In recent years, the olive oil market has been growing dramatically. The increasing interest in olive oil stems from both its unique rich taste and its health benefits and coincides with the growing public awareness to health food, as well as with the general increasing interest in gourmet food. The health benefits associated with olive oil consumption include controlling LDL level while raising HDL level and reducing risk of coronary heart diseases. These health benefits are attributed to the high level of monounsaturated fatty acids, mainly oleic acid, and to the relatively high content of minor nutrients, in particular anti-oxidants such as polyphenols. Studies also suggest beneficial effects of olive oil consumption on blood sugar level and on the gastrointestinal tract, including reducing the risk of ulcers, gastritis and colon cancer. Indeed, olive oil is considered by many to be superior to other vegetable oils. However, side by side with the prosperity in the olive oil market, the olive oil fraud industry flourishes as well. Olive oil is one of the most adulterated agricultural products. Customers are therefore becoming increasingly aware of the possibility that oil distributed as high quality olive oil is actually adulterated oil mixed with, or even consists almost entirely of, inferior oils of lower cost.

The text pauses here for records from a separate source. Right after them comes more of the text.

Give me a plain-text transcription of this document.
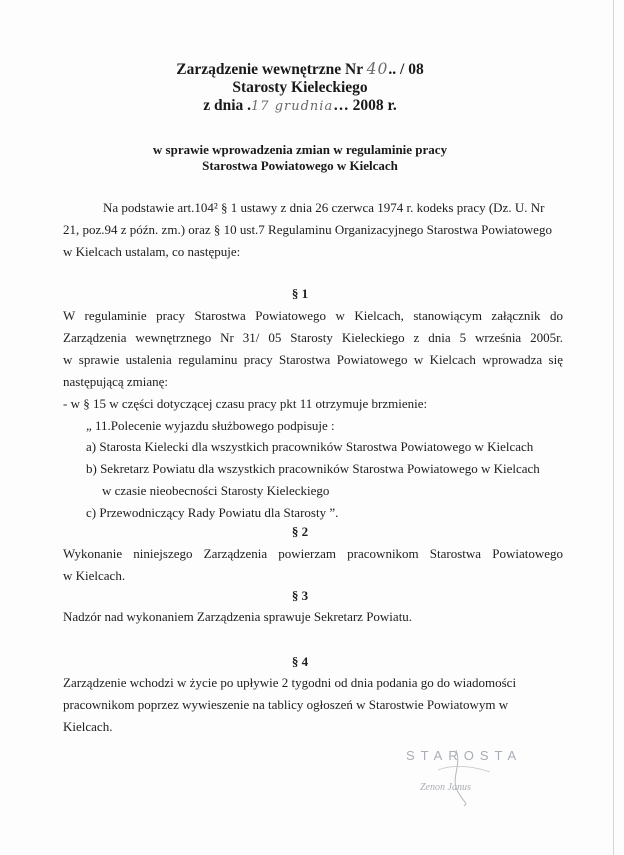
Zarządzenie wewnętrzne Nr 40.. / 08
Starosty Kieleckiego
z dnia .17 grudnia… 2008 r.
w sprawie wprowadzenia zmian w regulaminie pracy
Starostwa Powiatowego w Kielcach
Na podstawie art.104² § 1 ustawy z dnia 26 czerwca 1974 r. kodeks pracy (Dz. U. Nr
21, poz.94 z późn. zm.) oraz § 10 ust.7 Regulaminu Organizacyjnego Starostwa Powiatowego
w Kielcach ustalam, co następuje:
§ 1
W regulaminie pracy Starostwa Powiatowego w Kielcach, stanowiącym załącznik do
Zarządzenia wewnętrznego Nr 31/ 05 Starosty Kieleckiego z dnia 5 września 2005r.
w sprawie ustalenia regulaminu pracy Starostwa Powiatowego w Kielcach wprowadza się
następującą zmianę:
- w § 15 w części dotyczącej czasu pracy pkt 11 otrzymuje brzmienie:
„ 11.Polecenie wyjazdu służbowego podpisuje :
a) Starosta Kielecki dla wszystkich pracowników Starostwa Powiatowego w Kielcach
b) Sekretarz Powiatu dla wszystkich pracowników Starostwa Powiatowego w Kielcach
w czasie nieobecności Starosty Kieleckiego
c) Przewodniczący Rady Powiatu dla Starosty ”.
§ 2
Wykonanie niniejszego Zarządzenia powierzam pracownikom Starostwa Powiatowego
w Kielcach.
§ 3
Nadzór nad wykonaniem Zarządzenia sprawuje Sekretarz Powiatu.
§ 4
Zarządzenie wchodzi w życie po upływie 2 tygodni od dnia podania go do wiadomości
pracownikom poprzez wywieszenie na tablicy ogłoszeń w Starostwie Powiatowym w
Kielcach.
STAROSTA
Zenon Janus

The awareness to health food products, as well as to their freshness and authenticity, has brought with it a new trend of small scale production of basic food products (e.g. bread) for self consumption at home or in small food establishments such as restaurants, delicatessen and specialized boutiques. This way control over freshness and ingredients is ensured. In accordance with this trend, small scale appliances, sized to be placed on a kitchen counter, such as bread machine, home-use coffee roasting device, etc., are now gaining popularity. With respect to olive oil, recent years show an increasing number of olive oil boutiques which specialize in production of high quality oil by careful selection of olives and close control over production. A household countertop cold press machine for producing small quantities of olive oil designed by the inventors of the present invention is described in international publication WO2010/007610. However, although olive oil can be consumed as is when freshly pressed from the fruit, the need to extract olive oil within a very short time from harvesting does not enable producing olive oil out of season or in countries distant from olive growing regions.
It is therefore the general object of the present invention to provide olives suitable for oil extraction all year round and/or at locations remote from olive growing regions.
In particular, it is all object of the invention to provide olives which retain their oil qualities for a prolonged storage period without adding chemical food preservatives.
It is a further object of the invention to provide methods for treating freshly harvested olives to substantially retain their oil quality for a prolonged time after being treated so as to enable extraction of high quality oil from the olives at a prolonged time after they have been harvested.